If we understand our symptoms to originate from parts of ourselves that were punished or frowned upon growing up, then we can learn to embrace those parts of ourselves. Erickson and Gilligan feel that we should accept and embrace all of ourselves. Once we do, then we not only understand where and why the symptom originated, but more importantly, we don’t need it anymore.

Let’s take the example of a person who feels depressed all the time. Let’s make up someone named Sherry. Sherry could not recall getting compliments from her parents on her schoolwork as a child.
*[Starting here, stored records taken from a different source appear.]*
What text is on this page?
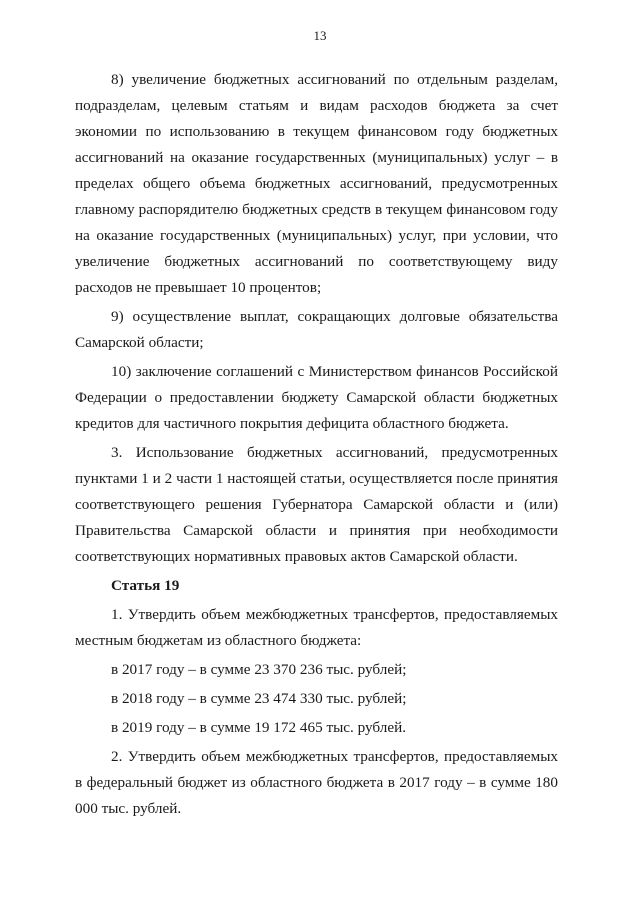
13

8) увеличение бюджетных ассигнований по отдельным разделам, подразделам, целевым статьям и видам расходов бюджета за счет экономии по использованию в текущем финансовом году бюджетных ассигнований на оказание государственных (муниципальных) услуг – в пределах общего объема бюджетных ассигнований, предусмотренных главному распорядителю бюджетных средств в текущем финансовом году на оказание государственных (муниципальных) услуг, при условии, что увеличение бюджетных ассигнований по соответствующему виду расходов не превышает 10 процентов;

9) осуществление выплат, сокращающих долговые обязательства Самарской области;

10) заключение соглашений с Министерством финансов Российской Федерации о предоставлении бюджету Самарской области бюджетных кредитов для частичного покрытия дефицита областного бюджета.

3. Использование бюджетных ассигнований, предусмотренных пунктами 1 и 2 части 1 настоящей статьи, осуществляется после принятия соответствующего решения Губернатора Самарской области и (или) Правительства Самарской области и принятия при необходимости соответствующих нормативных правовых актов Самарской области.

Статья 19

1. Утвердить объем межбюджетных трансфертов, предоставляемых местным бюджетам из областного бюджета:

в 2017 году – в сумме 23 370 236 тыс. рублей;
в 2018 году – в сумме 23 474 330 тыс. рублей;
в 2019 году – в сумме 19 172 465 тыс. рублей.

2. Утвердить объем межбюджетных трансфертов, предоставляемых в федеральный бюджет из областного бюджета в 2017 году – в сумме 180 000 тыс. рублей.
Her parents were hard-working people who didn’t have much time for the emotional niceties.

As a result, Sherry was never sure whether she was doing things “right” or not. No matter what she did, she never got the feedback so necessary for a person to develop a sense of their own competencies. She gave up.

In therapy, it turned out that she really couldn’t recall a time when she was not feeling blue. Following Erickson and Gilligan, her therapist did not label her with “Depression.” Rather, the therapist asked her if she could remember a time in her childhood that she was happy and she could not.

“Poor little girl,” the therapist said softly.

But at this, Sherry brusquely waved off the kind words. This gesture is an indication of Sherry rejecting her younger self — with all of the pain, rejection, and humiliation that that part of herself carried.

This gave her therapist the clue that her depressed feelings came from how Sherry learned to cope as a child: “If I give up hope for getting feedback about who I am and how I’m doing, then I won’t be disappointed.” Depression was the solution to a problem, not the problem.

That is, although giving up hope is bad and sad, having hope dashed is even worse.

When her therapist looked at it that way, she did not try to “treat” the depression. Rather, she praised Sherry for having learned something as a child that would help her cope. Her depression was a smart move!

Seen this way, Sherry could begin to embrace that clever part of herself that figured out a way to cope with a bad situation so many years ago. As she re-connected to herself, she also was surprised to find that she did not feel depressed any more.

This makes sense. She no long had the “need” to cut off the part of herself that carried the pain because that part was now being shown to her in a brand new — and positive — light. She could feel empathic for her younger self for what she had to go through without having to hold onto the bad feelings associated with that part of her life.

This way of looking at people is more empowering, don’t you think?